1 dimensional heat flow boundary conditions

[hfitzgerald]

Homework Statement

n is given by:
∂²Θ/∂x²=1/α² ∂Θ/∂t
, where Θ(x, t) is the
temperature as a function of time and position, and α²
is a constant characteristic for the
material through which the heat is flowing.
We have a plate of infinite area and thickness d that has a uniform temperature of 100◦C.
Suddenly from t = 0 onwards we put both sides at 0◦C (perhaps by putting the plate between
two slabs of ice).
Write down the four boundary conditions for this plate.

Homework Equations

I can't think of any relevant equations to this

The Attempt at a Solution

so far I have got
Θ(0, t)=0
Θ(d, t)=0 where d is the thickness of the bar.

 

[HallsofIvy]

Well, so far, all you have done is write down the problem!

theta_xx= (1/a^2)theta_t
theta(0, t)= theta(d, t)= 0, theta(x, 0)= 100.

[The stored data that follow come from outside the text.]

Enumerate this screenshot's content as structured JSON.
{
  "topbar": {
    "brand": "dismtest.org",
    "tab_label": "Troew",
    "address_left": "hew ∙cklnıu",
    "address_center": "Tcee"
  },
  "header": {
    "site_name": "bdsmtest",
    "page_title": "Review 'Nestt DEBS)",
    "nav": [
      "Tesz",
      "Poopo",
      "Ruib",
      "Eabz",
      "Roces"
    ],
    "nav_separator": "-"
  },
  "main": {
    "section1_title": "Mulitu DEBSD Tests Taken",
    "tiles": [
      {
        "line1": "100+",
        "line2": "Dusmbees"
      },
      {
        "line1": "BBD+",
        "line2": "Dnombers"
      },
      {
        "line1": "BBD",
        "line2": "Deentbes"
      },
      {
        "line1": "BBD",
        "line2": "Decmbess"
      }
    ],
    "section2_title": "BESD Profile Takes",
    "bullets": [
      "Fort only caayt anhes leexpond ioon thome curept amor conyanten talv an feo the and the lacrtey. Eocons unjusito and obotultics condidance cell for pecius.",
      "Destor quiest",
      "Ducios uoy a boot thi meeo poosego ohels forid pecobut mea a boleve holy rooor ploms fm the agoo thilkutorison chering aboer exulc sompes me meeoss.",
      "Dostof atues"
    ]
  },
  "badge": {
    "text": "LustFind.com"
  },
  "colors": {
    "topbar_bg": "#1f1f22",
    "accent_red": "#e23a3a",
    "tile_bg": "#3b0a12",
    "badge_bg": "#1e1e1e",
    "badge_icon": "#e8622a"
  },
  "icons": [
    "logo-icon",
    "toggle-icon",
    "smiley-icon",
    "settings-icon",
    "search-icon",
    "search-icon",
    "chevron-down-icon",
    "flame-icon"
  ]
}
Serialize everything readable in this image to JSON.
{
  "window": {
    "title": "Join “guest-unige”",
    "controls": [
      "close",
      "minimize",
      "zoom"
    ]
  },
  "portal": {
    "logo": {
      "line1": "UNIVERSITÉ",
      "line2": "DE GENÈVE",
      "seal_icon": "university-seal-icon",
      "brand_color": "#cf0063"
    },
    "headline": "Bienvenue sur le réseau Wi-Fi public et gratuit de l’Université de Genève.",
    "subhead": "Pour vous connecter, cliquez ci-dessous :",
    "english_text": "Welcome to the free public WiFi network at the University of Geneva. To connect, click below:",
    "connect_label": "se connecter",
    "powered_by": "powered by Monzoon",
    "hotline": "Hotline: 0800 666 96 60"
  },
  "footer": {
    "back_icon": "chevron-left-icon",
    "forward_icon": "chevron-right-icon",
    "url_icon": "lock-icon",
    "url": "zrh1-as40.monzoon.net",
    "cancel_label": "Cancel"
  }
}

Now, attempt a solution. What methods have you learned for solving such problems? Most common are "separation of variables" and "Fourier series", both of which will work here, but no one can make any suggestions until we know which methods you know and where you are stuck with this problem.

 

[hunt_mat]

I would try as separation of variables method, so write:
$$\theta (t,x)=T(t)X(x)$$